Clarkcsons just released their research on AKH:

Lighting The Path Ahead
Aker Horizons is a newly-formed holding company for the renewables and cleantech investments of the Aker Group, which has helped to establish some of the best-performing renewables stocks traded in Oslo, including Aker Carbon Capture and Aker Offshore Wind. The success of these spin-offs from previous Aker entities illustrates the value-creating potential in Horizons, we argue, and owning shares on the holding company level allows investors to participate in potential new ventures at the same terms as the parent company, Aker ASA. We view this exposure, as well as the underlying assets, as an attractive and diversified play on the growing renewables space. We initiate coverage of Aker Horizons with a Buy rating and NOK 62 Target Price, based on a detailed asset-by-asset valuation and including a 20% premium to reflect our view of the near-term potential for significant value creation in upcoming ventures like Aker Clean Hydrogen.
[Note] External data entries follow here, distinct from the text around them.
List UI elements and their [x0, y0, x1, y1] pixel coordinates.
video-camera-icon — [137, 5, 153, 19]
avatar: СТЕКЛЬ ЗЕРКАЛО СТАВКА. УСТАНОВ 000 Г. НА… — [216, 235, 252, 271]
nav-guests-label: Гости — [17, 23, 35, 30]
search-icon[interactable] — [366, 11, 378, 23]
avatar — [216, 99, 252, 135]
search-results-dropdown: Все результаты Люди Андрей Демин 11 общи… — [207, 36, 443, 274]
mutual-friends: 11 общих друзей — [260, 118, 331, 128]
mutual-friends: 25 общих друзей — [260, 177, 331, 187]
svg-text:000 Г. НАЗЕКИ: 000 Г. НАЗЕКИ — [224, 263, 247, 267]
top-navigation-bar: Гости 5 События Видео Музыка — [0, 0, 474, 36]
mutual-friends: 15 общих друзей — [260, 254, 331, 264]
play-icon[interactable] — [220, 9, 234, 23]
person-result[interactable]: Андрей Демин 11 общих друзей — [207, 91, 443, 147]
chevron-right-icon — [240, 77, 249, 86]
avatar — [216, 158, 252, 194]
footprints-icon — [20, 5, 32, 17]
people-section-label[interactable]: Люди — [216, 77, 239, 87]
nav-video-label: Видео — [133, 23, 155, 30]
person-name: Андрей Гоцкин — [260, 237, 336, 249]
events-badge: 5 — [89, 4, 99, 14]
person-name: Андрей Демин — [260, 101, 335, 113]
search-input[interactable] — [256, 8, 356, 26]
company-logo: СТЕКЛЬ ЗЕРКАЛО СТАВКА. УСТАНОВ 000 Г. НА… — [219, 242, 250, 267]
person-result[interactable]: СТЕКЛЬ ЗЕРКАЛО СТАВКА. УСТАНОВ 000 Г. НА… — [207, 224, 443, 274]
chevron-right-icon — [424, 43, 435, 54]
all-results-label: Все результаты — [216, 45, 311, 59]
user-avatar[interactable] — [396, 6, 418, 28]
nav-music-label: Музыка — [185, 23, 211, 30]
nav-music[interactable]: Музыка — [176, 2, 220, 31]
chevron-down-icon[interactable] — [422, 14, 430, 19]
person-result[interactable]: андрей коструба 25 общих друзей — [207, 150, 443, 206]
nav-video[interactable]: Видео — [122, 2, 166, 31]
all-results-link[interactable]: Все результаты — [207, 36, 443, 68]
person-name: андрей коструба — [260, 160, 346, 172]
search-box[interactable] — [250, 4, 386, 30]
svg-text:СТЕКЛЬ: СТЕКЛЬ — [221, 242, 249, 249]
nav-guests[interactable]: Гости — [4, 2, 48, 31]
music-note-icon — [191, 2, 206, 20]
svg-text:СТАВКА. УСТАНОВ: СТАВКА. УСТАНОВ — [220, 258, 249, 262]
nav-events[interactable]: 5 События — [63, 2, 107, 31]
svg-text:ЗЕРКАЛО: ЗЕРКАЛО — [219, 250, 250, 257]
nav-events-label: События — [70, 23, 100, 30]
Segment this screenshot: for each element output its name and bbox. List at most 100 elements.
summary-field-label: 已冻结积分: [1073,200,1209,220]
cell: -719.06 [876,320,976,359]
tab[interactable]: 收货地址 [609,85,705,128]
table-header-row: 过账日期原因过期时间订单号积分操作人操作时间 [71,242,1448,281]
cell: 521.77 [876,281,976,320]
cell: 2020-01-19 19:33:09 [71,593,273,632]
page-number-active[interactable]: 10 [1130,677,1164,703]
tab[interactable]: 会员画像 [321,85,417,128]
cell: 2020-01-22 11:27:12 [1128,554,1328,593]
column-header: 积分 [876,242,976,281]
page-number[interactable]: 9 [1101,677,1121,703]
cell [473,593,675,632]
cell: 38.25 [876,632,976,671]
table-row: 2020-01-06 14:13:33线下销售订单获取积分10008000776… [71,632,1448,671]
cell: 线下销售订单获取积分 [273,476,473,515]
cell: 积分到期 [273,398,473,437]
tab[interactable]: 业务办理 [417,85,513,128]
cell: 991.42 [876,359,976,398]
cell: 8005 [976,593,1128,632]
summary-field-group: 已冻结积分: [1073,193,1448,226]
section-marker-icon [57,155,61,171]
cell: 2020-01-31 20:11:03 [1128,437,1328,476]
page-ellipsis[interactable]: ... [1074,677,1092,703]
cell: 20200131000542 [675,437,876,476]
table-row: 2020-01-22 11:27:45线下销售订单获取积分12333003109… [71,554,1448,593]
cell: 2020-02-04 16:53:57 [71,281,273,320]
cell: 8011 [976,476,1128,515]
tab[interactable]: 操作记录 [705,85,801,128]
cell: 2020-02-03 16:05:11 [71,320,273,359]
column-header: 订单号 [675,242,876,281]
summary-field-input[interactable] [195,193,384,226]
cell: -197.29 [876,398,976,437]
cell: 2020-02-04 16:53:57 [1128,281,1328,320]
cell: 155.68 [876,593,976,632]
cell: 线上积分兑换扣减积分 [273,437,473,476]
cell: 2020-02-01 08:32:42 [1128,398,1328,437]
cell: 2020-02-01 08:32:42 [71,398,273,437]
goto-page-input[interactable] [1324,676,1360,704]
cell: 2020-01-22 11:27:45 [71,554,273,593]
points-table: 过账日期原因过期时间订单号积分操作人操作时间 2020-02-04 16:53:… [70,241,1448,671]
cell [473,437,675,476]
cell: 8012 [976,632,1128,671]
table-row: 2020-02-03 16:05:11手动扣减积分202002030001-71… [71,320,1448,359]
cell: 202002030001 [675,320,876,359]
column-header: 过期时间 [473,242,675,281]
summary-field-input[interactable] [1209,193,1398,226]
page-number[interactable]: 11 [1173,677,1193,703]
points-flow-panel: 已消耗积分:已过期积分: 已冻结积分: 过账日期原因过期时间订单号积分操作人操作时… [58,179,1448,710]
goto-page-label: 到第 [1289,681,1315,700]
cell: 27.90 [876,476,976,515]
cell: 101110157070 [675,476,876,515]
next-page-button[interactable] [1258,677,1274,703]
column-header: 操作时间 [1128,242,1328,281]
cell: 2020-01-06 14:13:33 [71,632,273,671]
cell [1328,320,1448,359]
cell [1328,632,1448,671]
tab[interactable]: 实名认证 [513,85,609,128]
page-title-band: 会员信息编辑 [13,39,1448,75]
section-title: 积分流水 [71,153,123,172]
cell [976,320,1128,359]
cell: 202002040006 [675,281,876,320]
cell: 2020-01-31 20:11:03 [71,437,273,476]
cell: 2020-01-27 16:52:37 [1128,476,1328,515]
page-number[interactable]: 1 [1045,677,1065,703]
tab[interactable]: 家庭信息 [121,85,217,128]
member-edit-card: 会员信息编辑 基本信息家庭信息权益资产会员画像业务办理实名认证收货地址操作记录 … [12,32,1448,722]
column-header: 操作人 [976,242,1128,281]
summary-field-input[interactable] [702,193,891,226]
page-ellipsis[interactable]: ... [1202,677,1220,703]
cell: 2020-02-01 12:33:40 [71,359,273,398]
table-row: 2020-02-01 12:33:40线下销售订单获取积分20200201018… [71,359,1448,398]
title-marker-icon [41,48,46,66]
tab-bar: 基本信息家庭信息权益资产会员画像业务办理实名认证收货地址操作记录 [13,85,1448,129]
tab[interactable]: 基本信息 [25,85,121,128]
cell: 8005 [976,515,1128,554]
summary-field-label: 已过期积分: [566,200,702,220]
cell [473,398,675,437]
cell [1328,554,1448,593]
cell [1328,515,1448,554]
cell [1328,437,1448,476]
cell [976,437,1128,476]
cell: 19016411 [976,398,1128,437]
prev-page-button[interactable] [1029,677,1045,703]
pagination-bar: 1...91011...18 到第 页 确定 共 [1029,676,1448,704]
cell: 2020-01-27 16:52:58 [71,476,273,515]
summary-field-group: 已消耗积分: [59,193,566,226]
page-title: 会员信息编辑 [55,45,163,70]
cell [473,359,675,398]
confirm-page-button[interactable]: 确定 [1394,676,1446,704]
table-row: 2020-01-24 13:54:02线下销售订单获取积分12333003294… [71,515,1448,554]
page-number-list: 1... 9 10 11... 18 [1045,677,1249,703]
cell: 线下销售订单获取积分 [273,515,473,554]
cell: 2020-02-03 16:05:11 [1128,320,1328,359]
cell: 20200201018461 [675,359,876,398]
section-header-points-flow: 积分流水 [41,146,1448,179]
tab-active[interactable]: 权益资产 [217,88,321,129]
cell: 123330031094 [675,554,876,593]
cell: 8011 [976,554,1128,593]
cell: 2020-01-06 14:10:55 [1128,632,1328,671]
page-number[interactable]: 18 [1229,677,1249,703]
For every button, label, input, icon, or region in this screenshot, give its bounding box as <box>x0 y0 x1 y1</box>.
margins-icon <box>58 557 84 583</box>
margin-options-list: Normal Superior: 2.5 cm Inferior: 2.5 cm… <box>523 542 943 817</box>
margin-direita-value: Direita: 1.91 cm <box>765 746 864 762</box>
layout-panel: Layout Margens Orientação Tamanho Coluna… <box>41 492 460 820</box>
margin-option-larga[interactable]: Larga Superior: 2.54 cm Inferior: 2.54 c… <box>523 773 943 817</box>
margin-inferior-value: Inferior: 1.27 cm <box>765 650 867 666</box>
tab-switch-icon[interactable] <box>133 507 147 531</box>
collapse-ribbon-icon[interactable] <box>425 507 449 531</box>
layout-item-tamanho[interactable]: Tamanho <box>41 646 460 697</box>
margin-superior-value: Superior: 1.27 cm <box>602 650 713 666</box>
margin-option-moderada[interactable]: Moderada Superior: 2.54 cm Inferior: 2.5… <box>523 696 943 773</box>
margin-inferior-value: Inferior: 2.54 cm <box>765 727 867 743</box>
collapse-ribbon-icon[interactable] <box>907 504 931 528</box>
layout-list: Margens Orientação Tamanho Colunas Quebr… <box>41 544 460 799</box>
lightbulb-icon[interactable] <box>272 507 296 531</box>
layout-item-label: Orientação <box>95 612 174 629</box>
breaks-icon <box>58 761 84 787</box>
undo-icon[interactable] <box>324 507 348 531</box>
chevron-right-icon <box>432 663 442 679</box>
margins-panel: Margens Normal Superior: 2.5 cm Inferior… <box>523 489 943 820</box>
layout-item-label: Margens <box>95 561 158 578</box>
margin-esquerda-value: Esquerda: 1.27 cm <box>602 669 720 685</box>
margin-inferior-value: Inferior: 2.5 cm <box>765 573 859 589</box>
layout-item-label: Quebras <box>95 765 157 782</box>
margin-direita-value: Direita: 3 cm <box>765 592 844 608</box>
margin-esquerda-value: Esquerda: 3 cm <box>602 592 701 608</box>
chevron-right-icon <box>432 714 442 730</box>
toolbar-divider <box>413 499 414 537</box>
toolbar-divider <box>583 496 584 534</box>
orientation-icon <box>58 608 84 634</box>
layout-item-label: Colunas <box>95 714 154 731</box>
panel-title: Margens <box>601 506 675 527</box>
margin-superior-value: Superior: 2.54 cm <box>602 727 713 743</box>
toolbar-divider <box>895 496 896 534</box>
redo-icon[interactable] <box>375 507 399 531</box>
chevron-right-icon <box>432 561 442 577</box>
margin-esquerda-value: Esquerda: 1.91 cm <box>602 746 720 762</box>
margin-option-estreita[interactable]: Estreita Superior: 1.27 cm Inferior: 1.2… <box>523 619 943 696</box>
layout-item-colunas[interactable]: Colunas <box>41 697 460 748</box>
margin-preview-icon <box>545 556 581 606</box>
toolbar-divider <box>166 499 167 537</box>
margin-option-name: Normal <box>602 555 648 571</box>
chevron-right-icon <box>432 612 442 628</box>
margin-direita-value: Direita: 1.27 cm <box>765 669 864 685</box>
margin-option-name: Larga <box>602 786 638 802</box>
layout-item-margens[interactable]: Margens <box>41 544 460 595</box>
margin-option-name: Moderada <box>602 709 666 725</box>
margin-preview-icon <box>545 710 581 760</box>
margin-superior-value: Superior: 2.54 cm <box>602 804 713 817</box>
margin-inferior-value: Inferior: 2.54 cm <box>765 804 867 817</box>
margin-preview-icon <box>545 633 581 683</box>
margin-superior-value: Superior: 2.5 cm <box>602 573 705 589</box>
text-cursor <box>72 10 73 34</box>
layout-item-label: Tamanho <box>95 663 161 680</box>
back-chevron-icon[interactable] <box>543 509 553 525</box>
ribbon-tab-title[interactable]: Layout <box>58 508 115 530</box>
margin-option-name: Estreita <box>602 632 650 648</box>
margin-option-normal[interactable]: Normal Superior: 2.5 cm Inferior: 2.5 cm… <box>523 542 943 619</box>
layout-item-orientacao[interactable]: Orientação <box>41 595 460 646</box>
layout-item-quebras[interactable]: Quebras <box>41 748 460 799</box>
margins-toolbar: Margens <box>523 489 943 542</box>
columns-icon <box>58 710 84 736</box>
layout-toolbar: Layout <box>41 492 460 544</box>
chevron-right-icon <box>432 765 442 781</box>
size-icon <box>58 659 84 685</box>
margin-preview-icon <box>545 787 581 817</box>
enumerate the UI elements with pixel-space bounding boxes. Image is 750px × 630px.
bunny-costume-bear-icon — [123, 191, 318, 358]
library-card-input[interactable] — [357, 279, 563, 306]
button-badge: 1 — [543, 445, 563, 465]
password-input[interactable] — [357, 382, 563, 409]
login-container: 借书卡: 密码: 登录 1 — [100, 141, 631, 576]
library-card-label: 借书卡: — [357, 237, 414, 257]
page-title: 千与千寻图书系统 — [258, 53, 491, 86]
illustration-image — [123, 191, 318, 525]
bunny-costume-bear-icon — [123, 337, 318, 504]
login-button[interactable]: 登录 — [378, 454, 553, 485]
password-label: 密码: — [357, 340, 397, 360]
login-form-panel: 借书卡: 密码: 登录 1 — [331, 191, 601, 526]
Aker Horizons is rapidly building a renewables “powerhouse”
Despite having been established in mid-2020, Aker Horizons has built a substantial portfolio of ownership stakes across multiple clean energy technologies including onshore wind, offshore and floating wind, solar, carbon capture, battery materials and soon hydrogen. Aker Horizons recently purchased a 75% stake in Mainstream Renewable Power, which is expected to be the main earnings driver in our forecast period, as the other companies are in earlier stages of development. However, these early-stage companies like Aker Carbon Capture already boast substantial market values, and we believe their medium and long-term earnings outlooks are strong. The inclusion of multiple technologies in one holding company provides investors diversification, and we argue it also offers the portfolio companies relevant experience and relationships for further business development. For Aker Horizons, this cross-technology competence could be useful in the establishment of new strategic ventures as the energy transition continues to drive growth in the renewables economy.

New ventures drive a premium valuation
Key to our valuation thesis, Aker Horizons is expected to continue establishing and spinning-off new ventures in areas like hydrogen, a feature which offers investors exposure to potential pre-listing value creation. While it is difficult to estimate the potential value of such initiatives, we do believe that the stock will trade at a premium to the sum-value of its publicly-listed and private assets, to the extent it continues its recent track record of impressive entrepreneurship.

Initiating at Buy with a NOK 62 Target Price
We initiate coverage of AKH with a Buy rating and a NOK 62 Target Price, reflecting 45% upside potential to current pricing. Our valuation is based on a SOTP calculation of AKH’s listed subsidiaries and associated companies, while we account for potential future growth by allocating a 20% premium to our SOTP estimate, which reflects our expectation that Aker and AKH will continue to unlock potential hidden value through new ventures like Aker Clean Hydrogen.